Reduce Operational Costs
It’s important to make your data warehouse environment easy and cost-effective to support and maintain. Design implementation costs can quickly get out of control. It’s not unusual to have an 80 percent/20 percent division in cost between the back-end ETL and table building processes and the front-end applications and reports. Reduce design implementation costs by creating a set of reusable designs and repeatable ETL processes so that you don’t have to start each data warehouse/BI project with a clean slate. Simplify the design by conforming dimensions and standardizing the granularity of the fact tables wherever possible; do not over-engineer the tables. Overly complex designs can quickly drive costs to the point where the entire project fails.

Make Your Data Warehouse Scalable
Your business is going to change over time, so you need to make sure your data warehouse/BI environment can, too. According to the Gartner Group (Gartner RAS Core Research Note G00161231, James Richardson & Bill Hostmann, 12 September 2008), during the first year of a data warehouse/BI implementation, you should expect users to request changes that will affect 35 percent to 50 percent of the application functions. Anticipating and managing change will be one of your biggest challenges. A good change-enhancement request system should be at the top of your wish-list so that you can better manage the changes that are inevitable with a data warehouse/BI implementation.
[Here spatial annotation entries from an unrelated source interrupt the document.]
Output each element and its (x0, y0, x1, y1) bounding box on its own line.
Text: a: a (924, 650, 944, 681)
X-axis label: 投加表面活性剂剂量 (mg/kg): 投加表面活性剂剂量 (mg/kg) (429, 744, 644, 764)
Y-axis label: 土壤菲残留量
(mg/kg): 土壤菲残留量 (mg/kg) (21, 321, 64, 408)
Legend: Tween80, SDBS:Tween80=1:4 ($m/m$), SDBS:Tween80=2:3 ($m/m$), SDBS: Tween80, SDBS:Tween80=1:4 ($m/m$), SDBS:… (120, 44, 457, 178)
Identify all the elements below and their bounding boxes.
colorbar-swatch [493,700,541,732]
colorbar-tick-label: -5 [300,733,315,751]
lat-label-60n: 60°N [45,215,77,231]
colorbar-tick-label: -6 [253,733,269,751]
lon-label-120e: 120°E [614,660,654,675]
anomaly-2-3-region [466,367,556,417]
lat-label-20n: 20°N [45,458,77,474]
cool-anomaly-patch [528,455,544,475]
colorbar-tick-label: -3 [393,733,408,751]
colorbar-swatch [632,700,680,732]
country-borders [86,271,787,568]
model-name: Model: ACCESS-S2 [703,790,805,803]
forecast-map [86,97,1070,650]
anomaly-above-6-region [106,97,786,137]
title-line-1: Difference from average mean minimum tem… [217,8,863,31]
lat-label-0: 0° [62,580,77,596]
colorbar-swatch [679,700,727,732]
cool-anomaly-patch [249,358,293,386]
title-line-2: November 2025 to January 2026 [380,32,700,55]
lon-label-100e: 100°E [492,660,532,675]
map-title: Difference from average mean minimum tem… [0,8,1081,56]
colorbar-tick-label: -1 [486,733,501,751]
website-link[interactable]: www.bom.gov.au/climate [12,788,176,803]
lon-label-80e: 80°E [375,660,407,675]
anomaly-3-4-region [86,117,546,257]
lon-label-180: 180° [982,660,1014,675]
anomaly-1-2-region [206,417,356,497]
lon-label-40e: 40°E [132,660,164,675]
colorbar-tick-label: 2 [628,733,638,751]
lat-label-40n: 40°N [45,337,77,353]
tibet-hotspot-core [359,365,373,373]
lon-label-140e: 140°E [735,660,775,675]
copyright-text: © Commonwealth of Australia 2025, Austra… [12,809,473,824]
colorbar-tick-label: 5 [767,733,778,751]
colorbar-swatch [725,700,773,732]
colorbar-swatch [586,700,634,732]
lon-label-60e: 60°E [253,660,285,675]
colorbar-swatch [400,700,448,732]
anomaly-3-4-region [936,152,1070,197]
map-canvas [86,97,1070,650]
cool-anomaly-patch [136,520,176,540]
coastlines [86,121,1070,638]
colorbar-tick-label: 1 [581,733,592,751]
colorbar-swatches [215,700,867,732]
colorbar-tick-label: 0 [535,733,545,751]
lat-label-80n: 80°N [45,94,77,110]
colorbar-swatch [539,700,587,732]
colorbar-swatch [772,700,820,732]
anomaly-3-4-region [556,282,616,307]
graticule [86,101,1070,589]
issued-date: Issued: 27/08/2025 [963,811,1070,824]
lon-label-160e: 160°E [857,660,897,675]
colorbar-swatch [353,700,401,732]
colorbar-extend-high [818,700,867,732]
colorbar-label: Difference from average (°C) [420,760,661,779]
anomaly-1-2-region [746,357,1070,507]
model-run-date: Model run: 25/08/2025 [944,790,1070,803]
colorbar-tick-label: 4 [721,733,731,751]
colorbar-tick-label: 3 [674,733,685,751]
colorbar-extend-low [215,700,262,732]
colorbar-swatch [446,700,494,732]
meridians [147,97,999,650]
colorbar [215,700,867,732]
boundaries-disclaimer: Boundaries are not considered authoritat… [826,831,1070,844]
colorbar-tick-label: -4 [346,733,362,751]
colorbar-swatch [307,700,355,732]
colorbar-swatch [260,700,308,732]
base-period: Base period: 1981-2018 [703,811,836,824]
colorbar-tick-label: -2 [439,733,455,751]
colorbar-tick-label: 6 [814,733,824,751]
In addition, hardware and software costs need to be balanced with scalability. The enterprise will change and so will your data warehouse/BI environment. If the data warehouse isn’t a core competency or the primary line of business, then you should seriously consider running your data warehouse in the cloud. At the time of this writing, Microsoft doesn’t have a viable cloud computing solution for large systems, but there are other options available, including GoGrid, Amazon/Pentaho, and VMware’s newly-released vSphere 4 cloud OS. With the right choice of cloud vendor, you can end up hiring expertise in business continuity, system availability and security, data storage and archiving, and scaling the data warehouse/BI environment as needed, all for a pay-as-you-go price that generally equates to one or two magnitudes decrease in implementation and maintenance costs compared with doing it yourself. Your time-to-terabyte will be measured in days rather than weeks or months.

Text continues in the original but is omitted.